9. Veteran Suicide Prevention Grant Program, $3,000,000
The report provides additional funding to continue and broaden efforts to coordinate veteran suicide prevention efforts under the PREVENTS Initiative. A primary focus of these efforts is to engender collaboration across public and private sectors to end the national tragedy of suicide, including the use of public-private partnerships. This is a strategy that is vital to address critical mental health issues in our veteran population. The VA established a public-private pilot program in six states and the District of Columbia to address the causes and contributing factors that lead to suicides among our veteran populations. Because firearms were used in nearly 70 percent of all veteran suicide deaths, an important focus of the pilot program includes the safe storage of firearms.
10. Vietnam Era Veterans Hepatitis C Outreach Testing
The report notes that the prevalence of hepatitis C is higher among military personnel, but that prevalence data for the cohort at greatest risk, Vietnam Era Veterans, remain unknown. VA is encouraged to work with other stakeholders and veteran services organizations to conduct an outreach testing campaign that establishes the prevalence number for this cohort while evaluating point-of-care testing opportunities that can reach veterans outside of the VA system.
11. Interactive Patient Care
The report notes that a third of VA Medical Centers are implementing the Whole Health initiative through interactive patient care, a model that empowers patients and educates them on the care they receive. Interactive patient care implementation has shown increases in patient satisfaction and improvement in quality and safety outcomes.
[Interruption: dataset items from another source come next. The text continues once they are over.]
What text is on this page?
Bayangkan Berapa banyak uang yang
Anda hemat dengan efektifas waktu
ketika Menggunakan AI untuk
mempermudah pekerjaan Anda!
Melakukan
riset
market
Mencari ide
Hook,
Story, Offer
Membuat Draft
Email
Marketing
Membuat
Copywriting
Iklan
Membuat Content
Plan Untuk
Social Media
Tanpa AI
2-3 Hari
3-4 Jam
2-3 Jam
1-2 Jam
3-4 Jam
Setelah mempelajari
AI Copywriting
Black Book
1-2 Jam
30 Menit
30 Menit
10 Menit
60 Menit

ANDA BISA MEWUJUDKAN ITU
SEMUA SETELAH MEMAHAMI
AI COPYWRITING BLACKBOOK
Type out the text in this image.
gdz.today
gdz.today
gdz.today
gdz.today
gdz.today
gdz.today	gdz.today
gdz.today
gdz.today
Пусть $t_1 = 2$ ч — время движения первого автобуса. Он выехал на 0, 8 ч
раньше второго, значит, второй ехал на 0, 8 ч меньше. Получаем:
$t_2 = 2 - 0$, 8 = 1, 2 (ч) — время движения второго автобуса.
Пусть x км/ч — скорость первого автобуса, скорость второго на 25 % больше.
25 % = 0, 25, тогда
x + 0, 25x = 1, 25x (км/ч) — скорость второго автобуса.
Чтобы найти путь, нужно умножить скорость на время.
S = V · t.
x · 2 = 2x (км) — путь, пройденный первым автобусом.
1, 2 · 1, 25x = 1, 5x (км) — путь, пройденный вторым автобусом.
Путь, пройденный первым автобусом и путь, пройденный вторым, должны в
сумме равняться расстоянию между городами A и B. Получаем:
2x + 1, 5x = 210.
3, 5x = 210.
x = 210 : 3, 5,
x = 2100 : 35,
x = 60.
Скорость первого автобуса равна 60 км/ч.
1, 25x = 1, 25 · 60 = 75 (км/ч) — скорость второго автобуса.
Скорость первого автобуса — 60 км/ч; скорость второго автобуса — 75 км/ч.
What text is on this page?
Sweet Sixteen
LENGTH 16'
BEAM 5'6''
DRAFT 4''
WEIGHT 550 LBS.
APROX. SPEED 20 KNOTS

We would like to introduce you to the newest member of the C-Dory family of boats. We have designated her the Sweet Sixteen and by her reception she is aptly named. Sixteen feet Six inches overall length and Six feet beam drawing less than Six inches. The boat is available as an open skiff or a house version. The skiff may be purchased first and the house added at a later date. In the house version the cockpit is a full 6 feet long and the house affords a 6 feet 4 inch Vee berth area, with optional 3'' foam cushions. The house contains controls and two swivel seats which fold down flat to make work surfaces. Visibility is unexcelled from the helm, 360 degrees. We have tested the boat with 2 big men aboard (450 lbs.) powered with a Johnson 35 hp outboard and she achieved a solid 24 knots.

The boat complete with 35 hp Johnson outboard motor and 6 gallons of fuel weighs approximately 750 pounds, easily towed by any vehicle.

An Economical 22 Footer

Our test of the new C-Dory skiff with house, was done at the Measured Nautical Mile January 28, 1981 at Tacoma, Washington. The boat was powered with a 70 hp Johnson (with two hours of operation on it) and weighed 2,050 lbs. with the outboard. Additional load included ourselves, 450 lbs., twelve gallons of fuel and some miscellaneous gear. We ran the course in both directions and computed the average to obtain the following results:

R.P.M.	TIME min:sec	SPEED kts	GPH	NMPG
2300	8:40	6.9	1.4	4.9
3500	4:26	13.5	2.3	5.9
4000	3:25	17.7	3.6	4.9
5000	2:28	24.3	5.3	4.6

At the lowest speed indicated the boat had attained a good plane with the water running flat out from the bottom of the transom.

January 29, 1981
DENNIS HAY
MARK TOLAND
VA is directed to expand use of interactive patient care through use of a national contract to ensure coordination and standardization of field implementation of the Whole Health initiative.
12. Interactive patient care beyond the inpatient setting
The report supports Whole Health as a model of care delivery at all points of care whether in VA facilities, in the community, or at home. Several VA Medical Centers are implementing the Whole Health model through interactive patient care, but there is concern about how the Department will ensure the Whole Health model is sustained when the veteran is outside of the VA inpatient setting. To achieve success, the VA must facilitate the veteran’s care team’s ability to provide the same consistent and collaborative patient engagement and interactive patient care outside of VAMCs and enable the veteran and the veteran’s care team to be actively involved in the veteran’s Whole Health Plan. The Department is directed to leverage technology to facilitate management and adaptations of the veteran’s Whole Health Plan, ongoing communication, and awareness of additional VA services to support fulfillment of the Whole Health Plan.